The impostor syndrome and how to overcome it

The impostor syndrome and how to overcome it | Insurance Business

The impostor syndrome and how to overcome it

Up to 70 per cent of people have experienced feelings of inadequacy at work at some point in their career, studies have shown. A wide cross-section of people in different industries and at all levels have encountered the “impostor syndrome,” which can leave them feeling in fear of being exposed as a fraud in their role.

Although men and women are thought to be equally susceptible, women tend to allow themselves to be held back by this syndrome to a greater extent than their male peers, according to Dr. Valerie Young, award-winning author and internationally-known expert on the impostor syndrome.

When you feel like an impostor in your role, it can impact your career in a number of ways.

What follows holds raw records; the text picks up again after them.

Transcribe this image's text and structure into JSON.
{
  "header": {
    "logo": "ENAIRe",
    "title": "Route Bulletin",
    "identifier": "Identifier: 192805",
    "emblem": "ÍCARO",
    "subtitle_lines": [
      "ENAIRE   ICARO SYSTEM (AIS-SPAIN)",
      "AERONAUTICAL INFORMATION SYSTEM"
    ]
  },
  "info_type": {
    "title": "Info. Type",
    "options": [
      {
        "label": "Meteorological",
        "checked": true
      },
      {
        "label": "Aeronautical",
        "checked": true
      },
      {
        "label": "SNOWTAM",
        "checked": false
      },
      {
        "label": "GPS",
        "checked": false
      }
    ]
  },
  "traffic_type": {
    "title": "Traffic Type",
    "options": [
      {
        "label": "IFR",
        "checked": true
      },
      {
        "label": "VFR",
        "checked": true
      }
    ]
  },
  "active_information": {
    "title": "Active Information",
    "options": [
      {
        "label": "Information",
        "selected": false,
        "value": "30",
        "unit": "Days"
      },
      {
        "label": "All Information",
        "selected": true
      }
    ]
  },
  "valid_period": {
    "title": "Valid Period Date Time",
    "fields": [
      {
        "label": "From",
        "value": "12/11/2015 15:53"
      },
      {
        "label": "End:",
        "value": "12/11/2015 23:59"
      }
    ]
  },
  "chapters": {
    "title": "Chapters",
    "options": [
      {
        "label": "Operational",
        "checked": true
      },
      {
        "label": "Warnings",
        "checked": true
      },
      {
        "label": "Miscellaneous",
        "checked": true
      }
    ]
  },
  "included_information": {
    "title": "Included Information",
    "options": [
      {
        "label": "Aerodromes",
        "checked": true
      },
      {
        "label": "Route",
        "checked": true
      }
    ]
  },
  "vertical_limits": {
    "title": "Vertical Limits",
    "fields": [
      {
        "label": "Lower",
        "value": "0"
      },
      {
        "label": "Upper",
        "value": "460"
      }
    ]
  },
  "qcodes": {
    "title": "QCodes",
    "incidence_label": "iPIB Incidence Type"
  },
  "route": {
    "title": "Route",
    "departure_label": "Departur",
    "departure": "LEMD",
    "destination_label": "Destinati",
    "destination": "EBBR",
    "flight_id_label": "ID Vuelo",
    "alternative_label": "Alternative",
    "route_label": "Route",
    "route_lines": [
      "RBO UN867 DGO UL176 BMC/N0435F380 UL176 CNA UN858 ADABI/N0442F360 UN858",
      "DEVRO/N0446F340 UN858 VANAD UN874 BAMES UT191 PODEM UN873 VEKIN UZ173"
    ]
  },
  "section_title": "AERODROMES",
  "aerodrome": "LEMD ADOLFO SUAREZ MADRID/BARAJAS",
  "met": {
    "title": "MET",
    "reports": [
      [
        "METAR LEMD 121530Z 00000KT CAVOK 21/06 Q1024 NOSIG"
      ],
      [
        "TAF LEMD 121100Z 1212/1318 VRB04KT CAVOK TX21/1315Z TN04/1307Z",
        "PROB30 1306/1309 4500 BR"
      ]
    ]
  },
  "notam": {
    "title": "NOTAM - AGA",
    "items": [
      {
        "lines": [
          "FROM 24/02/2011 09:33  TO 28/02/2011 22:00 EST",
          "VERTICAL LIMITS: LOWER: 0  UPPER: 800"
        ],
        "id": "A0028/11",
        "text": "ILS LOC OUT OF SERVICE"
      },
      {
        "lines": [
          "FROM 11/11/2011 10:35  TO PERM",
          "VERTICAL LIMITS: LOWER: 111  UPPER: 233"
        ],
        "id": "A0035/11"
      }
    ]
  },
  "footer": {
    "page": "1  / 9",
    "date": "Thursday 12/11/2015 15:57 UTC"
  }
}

“You may be flying under the radar, not speaking up in meetings or sharing your ideas, and avoiding new opportunities,” said Young. “Some people stay in a job they have outgrown to avoid the fear of failure in a new role.” In extreme cases, Young says that a sufferer of the syndrome may even sabotage her own career by under-preparing for meetings or showing up late, which has a determinantal impact on the business as well as on the individual.

Young recommends trying to understand your feelings by considering the fact that so many people feel the same way. Employers can help to normalise the syndrome by naming it and talking about its prevalence during orientation sessions.

“It’s natural to feel anxious when taking on new tasks and stepping outside of your comfort zone,” said Young. “Instead of feeling shame, remember that you are entitled to make mistakes and it’s okay to fall short sometimes. People need to give themselves permission to feel off-base for the first six months in a new role.”

It is also important to keep going regardless of how you feel.

“You have to do the thing that scares you, even though you don’t feel fully ready. Don’t wait for more confidence to come first,” said Young.

Based in Massachusetts, U.S, Young is the author of The Secret Thoughts of Successful Women: Why Capable People Suffer from the Impostor Syndrome and How to Thrive in Spite of It (Crown Business/Random House.)